Analysts say control on the banking sector has also been widened to include human resources issues. The RBZ now wants to be directly consulted in the appointment of key staff in the banking sector.
According to the new plan, the central bank will scrutinise the CVs of the top three personnel in each department. The RBZ will also be involved in the appointment of chief executives and senior management of banks.
This week Gono promised to tackle virtually every sector, including parastatals which he accused of gross inefficiency.
He will also intervene in the governance of local authorities. The two sectors were allocated $10 trillion for their turnaround plans.
All this, analysts say, has made the RBZ too dominant whilst its venture into the direct purchase of forex and entry into the retail banking through ZABG compromise corporate governance.
Bankers have questioned the powers and impartiality of the RBZ as a monetary authority.
Dr Alex Magaisa, a law lecturer at the University of Nottingham in the UK and a regular columnist of the Zimbabwe Independent, said the RBZ was now too powerful.
He said the bank was getting too involved in the affairs of individual banks and might expose itself to legal liability if something went wrong.
“The RBZ is becoming too powerful. More important, however, is that by getting actively involved in individual institutions’ affairs, the RBZ might expose itself to legal liability in case something goes wrong as a result of their interventions,” said Magaisa.

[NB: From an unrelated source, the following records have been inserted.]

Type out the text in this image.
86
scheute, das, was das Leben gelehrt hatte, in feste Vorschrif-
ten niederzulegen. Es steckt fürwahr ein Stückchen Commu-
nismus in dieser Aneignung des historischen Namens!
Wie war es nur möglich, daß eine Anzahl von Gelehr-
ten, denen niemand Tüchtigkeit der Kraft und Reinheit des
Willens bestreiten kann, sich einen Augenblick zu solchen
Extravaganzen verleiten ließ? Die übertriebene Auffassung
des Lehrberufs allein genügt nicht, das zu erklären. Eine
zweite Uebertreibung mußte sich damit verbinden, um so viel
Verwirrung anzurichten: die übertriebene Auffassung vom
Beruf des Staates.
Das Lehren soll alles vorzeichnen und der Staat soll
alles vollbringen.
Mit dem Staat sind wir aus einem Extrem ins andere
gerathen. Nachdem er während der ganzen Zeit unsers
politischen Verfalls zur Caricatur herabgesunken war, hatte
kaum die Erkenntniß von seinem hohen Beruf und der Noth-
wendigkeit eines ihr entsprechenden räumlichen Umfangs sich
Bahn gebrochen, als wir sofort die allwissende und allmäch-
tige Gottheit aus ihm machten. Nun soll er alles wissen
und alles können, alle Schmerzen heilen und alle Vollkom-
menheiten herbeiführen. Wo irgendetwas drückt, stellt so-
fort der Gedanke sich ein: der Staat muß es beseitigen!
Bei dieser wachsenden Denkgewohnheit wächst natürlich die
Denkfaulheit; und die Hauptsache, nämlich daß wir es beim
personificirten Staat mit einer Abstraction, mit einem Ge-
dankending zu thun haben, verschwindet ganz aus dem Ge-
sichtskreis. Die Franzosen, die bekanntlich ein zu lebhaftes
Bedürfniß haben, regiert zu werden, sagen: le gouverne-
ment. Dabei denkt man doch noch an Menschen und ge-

“The best scenario is that an independent supervisory authority should be created so that it concentrates solely on the supervision of financial markets generally and leaves the central bank to focus on the key monetary policy duties.
He said while there was nothing particularly wrong in the supervisor being the authority responsible for registration, the question was whether the RBZ would behave any differently from the ministry.

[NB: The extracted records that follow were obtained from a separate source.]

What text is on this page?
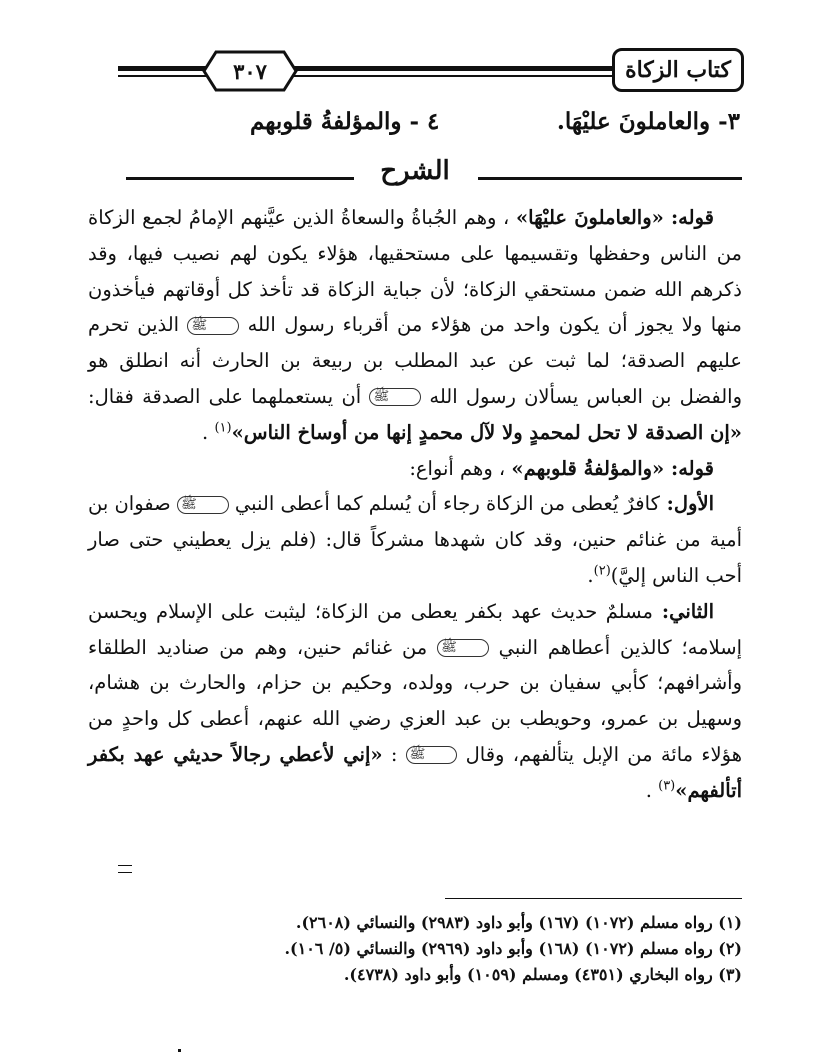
كتاب الزكاة
٣٠٧
٣- والعاملونَ عليْهَا.
٤ - والمؤلفةُ قلوبهم
الشرح

قوله: «والعاملونَ عليْهَا» ، وهم الجُباةُ والسعاةُ الذين عيَّنهم الإمامُ لجمع الزكاة من الناس وحفظها وتقسيمها على مستحقيها، هؤلاء يكون لهم نصيب فيها، وقد ذكرهم الله ضمن مستحقي الزكاة؛ لأن جباية الزكاة قد تأخذ كل أوقاتهم فيأخذون منها ولا يجوز أن يكون واحد من هؤلاء من أقرباء رسول الله ﷺ الذين تحرم عليهم الصدقة؛ لما ثبت عن عبد المطلب بن ربيعة بن الحارث أنه انطلق هو والفضل بن العباس يسألان رسول الله ﷺ أن يستعملهما على الصدقة فقال: «إن الصدقة لا تحل لمحمدٍ ولا لآل محمدٍ إنها من أوساخ الناس»$^{(١)}$ .

قوله: «والمؤلفةُ قلوبهم» ، وهم أنواع:

الأول: كافرٌ يُعطى من الزكاة رجاء أن يُسلم كما أعطى النبي ﷺ صفوان بن أمية من غنائم حنين، وقد كان شهدها مشركاً قال: (فلم يزل يعطيني حتى صار أحب الناس إليَّ)$^{(٢)}$.

الثاني: مسلمٌ حديث عهد بكفر يعطى من الزكاة؛ ليثبت على الإسلام ويحسن إسلامه؛ كالذين أعطاهم النبي ﷺ من غنائم حنين، وهم من صناديد الطلقاء وأشرافهم؛ كأبي سفيان بن حرب، وولده، وحكيم بن حزام، والحارث بن هشام، وسهيل بن عمرو، وحويطب بن عبد العزي رضي الله عنهم، أعطى كل واحدٍ من هؤلاء مائة من الإبل يتألفهم، وقال ﷺ : «إني لأعطي رجالاً حديثي عهد بكفر أتألفهم»$^{(٣)}$ .

(١) رواه مسلم (١٠٧٢) (١٦٧) وأبو داود (٢٩٨٣) والنسائي (٢٦٠٨).
(٢) رواه مسلم (١٠٧٢) (١٦٨) وأبو داود (٢٩٦٩) والنسائي (٥/ ١٠٦).
(٣) رواه البخاري (٤٣٥١) ومسلم (١٠٥٩) وأبو داود (٤٧٣٨).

This means that the central bank now has unilateral powers to decide on the fate of any bank without any alternative for the banks to challenge its actions. The issue in which the troubled Time Bank has dragged the RBZ to court is a case in point. There are now serious doubts about the impartiality of RBZ in its future dealings with Time Bank after the case has been concluded.
Its effort to control the recruitment policy of banks is also open to abuse by the central bank.

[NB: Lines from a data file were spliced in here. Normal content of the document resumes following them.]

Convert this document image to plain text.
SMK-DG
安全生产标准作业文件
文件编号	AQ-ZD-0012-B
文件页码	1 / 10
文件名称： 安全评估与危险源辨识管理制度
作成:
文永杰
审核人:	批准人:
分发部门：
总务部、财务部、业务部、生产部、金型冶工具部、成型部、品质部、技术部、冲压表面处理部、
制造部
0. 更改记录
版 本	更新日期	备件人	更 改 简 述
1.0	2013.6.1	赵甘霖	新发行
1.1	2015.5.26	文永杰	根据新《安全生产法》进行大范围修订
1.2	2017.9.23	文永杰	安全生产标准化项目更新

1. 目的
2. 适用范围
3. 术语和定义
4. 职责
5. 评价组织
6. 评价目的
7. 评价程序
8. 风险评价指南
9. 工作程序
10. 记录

“The idea of playing a role in the recruitment obviously makes the chosen ones indebted to the governor and this might compromise both the RBZ’s supervisory role and the executive’s independence which is very important in corporate governance,” Magaisa said.
Others said the recent move by the reserve bank to open MTAs under the Homelink brand did not augur well for the sector. They said the central bank was usurping roles initially meant for the private sector. The Reserve Bank is now a full-time operator of several foreign currency exchange outlet around the country.
Their Homelink outlets are already competing directly with private banks and other money transfer agencies. To consolidate its grip on the foreign currency trading the RBZ has since formed Homelink Pvt (Ltd) in which the bank would have majority shareholders.
“Playing the leading role in the buying of foreign currency from the public, the Reserve Bank is transcending its actual role. What then becomes the role of private banks,” asked an economist with a local bank. “The playing field in the purchase of foreign currency is no longer level. What guarantee do we have that their policies would be fair. It is now the referee and the player in the financial sector,” he said.
There are also reservations that the government’s move to venture into retail banking through the ZABG can also compromise the central bank’s role. They say it is against basic corporate governance for the central bank to operate a retail bank as what is happening with ZABG. This means that the RBZ is literally jostling for customers and business with established banks.